Without wishing to prescribe a working method, I/we do things a little differently.

As I'm always repeating to our Junior developers - "a good developer is a lazy developer" and "don't be WET" (WET = We Enjoy Typing, the opposite of DRY - Don't Repeat Yourself). Kind of ironically, I'm breaking DRY by repeating that to the Juniors...

As a result, I never need to connect to anything that doesn't have a full bash installation. Even Docker containers, the images are stripped bare, so don't have bash etc, and if something is wrong within the container, it's either in a volume or the image needs a rebuild. Same for VMs, if it's not a full blown Linux installation, I've no need to connect to it - and if I do need to connect to it, chef deals with sync for me.

FWIW, I also don't rely heavily on bash aliases - about the only two I can think of that I use with any regulatory are ll (which is just ls -latrh) and msg (which will send a message to a user on another TTY in the same host - e.g. msg bob "dw, I got this production issue, grab a coffee").

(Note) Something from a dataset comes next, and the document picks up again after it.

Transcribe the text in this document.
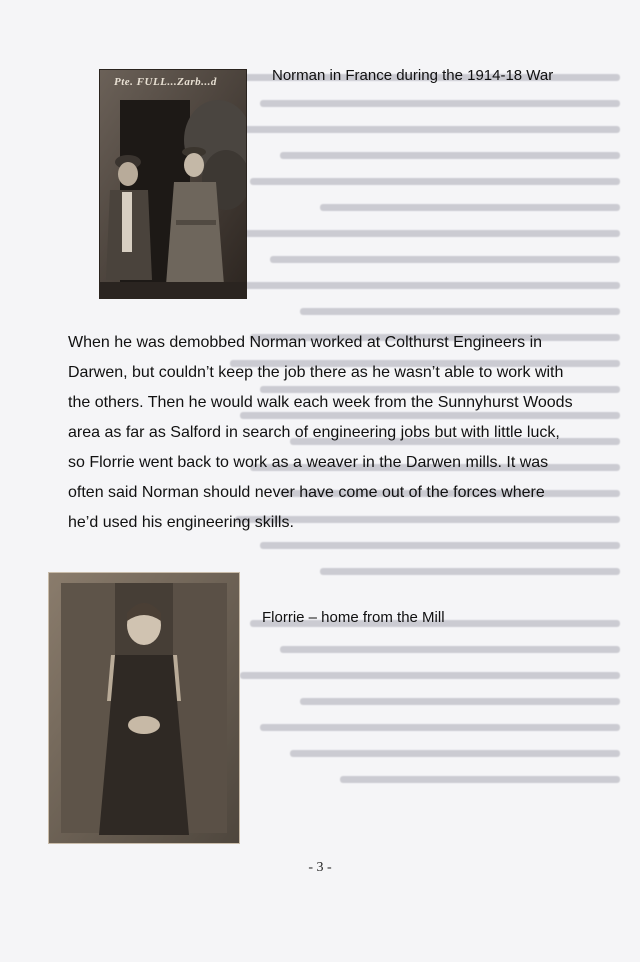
Pte. FULL...Zarb...d	Norman in France during the 1914-18 War

When he was demobbed Norman worked at Colthurst Engineers in Darwen, but couldn’t keep the job there as he wasn’t able to work with the others. Then he would walk each week from the Sunnyhurst Woods area as far as Salford in search of engineering jobs but with little luck, so Florrie went back to work as a weaver in the Darwen mills. It was often said Norman should never have come out of the forces where he’d used his engineering skills.

Florrie – home from the Mill
- 3 -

well it depends on the situation, in my case sometimes I do have to login into machines without Bash and as I mentioned, I've typed more in this couple of comments than in a day of commands, I argue that in this case KISS is more relevant to me, to avoid a couple of key-presses is just irrelevant to me. as I said a couple of minutes of coding has a lot more typing than the saved time, also remembering the aliases has a cognitive cost, that again, to me is not worth it, of course if I where a sysadmin and had to repeat the same commands hundreds of times it would probably be different, or if in your case you never have to deal with machines without bash. Almost everything is a trade-off that has to be evaluated case by case; I just wanted to pointed out the other side of the trade-off. And in that note, DRY is also not a universal law, it also carries it's own trade-offs, to evaluate them and take action in a case by case basis is part of our job.